The Energy Efficiency (Private Rented Property) (England and Wales) Regulations 2015 (MEES regulations) apply to all commercial rented properties. The regulations were implemented on 1st April 2018 and since that date Landlords have been prohibited from granting, renewing or extending a lease on a building that does not meet with the minimum energy efficiency standard of E, unless they can show that the regulations do not apply or they hold a valid exemption.


Changes from 1 April 2023


From 1 April 2023 it will be unlawful for a landlord to ‘continue to let’ a building (which may have been lawfully granted prior to 1st April 2018) with a minimum energy efficiency standard below E. Failure to comply will not affect the validity of the lease but landlords will be liable to civil penalties of up to £150,000.


The regulations apply to all types of tenancies except where

the property is not legally required to have an EPC, is let on a short tenancy for a term under 6 months (unless the tenant has already occupied for over 12 months or the term can be extended) or the property is let on a very long tenancy (for a term of 99 years or more).



Exemptions


There are potential exemptions to the MEES Regulations as follows, but conditions must be satisfied and the exemption must be registered on the PRS Exemptions Register.


No further improvements: All cost effective improvements have been made or there are none that can be made.


Devaluation: the landlord has obtained a


report from an independent surveyor which states that making the relevant energy efficiency improvement would result in a reduction of more than 5% in the market value of the building.


Consent: the landlord has been unable to increase the EPC rating to the minimum level of energy efficiency or better because a third party, whose consent, permission or approval is needed for a proposed energy efficiency improvement has refused that consent, despite reasonable efforts by the landlord, including the tenant, any superior landlord, a planning authority or a lender.

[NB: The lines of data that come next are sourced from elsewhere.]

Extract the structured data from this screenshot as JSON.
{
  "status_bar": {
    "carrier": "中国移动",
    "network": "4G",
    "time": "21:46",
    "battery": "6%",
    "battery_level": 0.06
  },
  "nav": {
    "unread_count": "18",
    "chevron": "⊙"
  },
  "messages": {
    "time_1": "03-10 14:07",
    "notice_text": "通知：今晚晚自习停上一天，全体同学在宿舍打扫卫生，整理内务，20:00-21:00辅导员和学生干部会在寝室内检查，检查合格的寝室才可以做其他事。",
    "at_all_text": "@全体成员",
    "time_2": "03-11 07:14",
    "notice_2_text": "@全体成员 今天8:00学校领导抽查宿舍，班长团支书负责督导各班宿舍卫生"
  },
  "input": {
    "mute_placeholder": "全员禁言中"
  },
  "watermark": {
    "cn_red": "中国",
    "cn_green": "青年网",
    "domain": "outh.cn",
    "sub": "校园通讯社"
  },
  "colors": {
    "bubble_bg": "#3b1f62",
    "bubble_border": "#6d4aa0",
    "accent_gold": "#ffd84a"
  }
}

6 month exemption: an exemption can be registered by a landlord who purchases a building that does not meet the required EPC rating in order for them to carry out the necessary works.


Implications


The usual statutory compliance provisions in a lease do not require the tenant to carry out works to upgrade the property or undertake works to improve energy performance, but it remains to be seen how this will be tested in the future. In addition, whether the landlord can attempt to recover such costs via a service charge will depend on the drafting of the lease, and landlords may now seek to specifically include such rights going forward.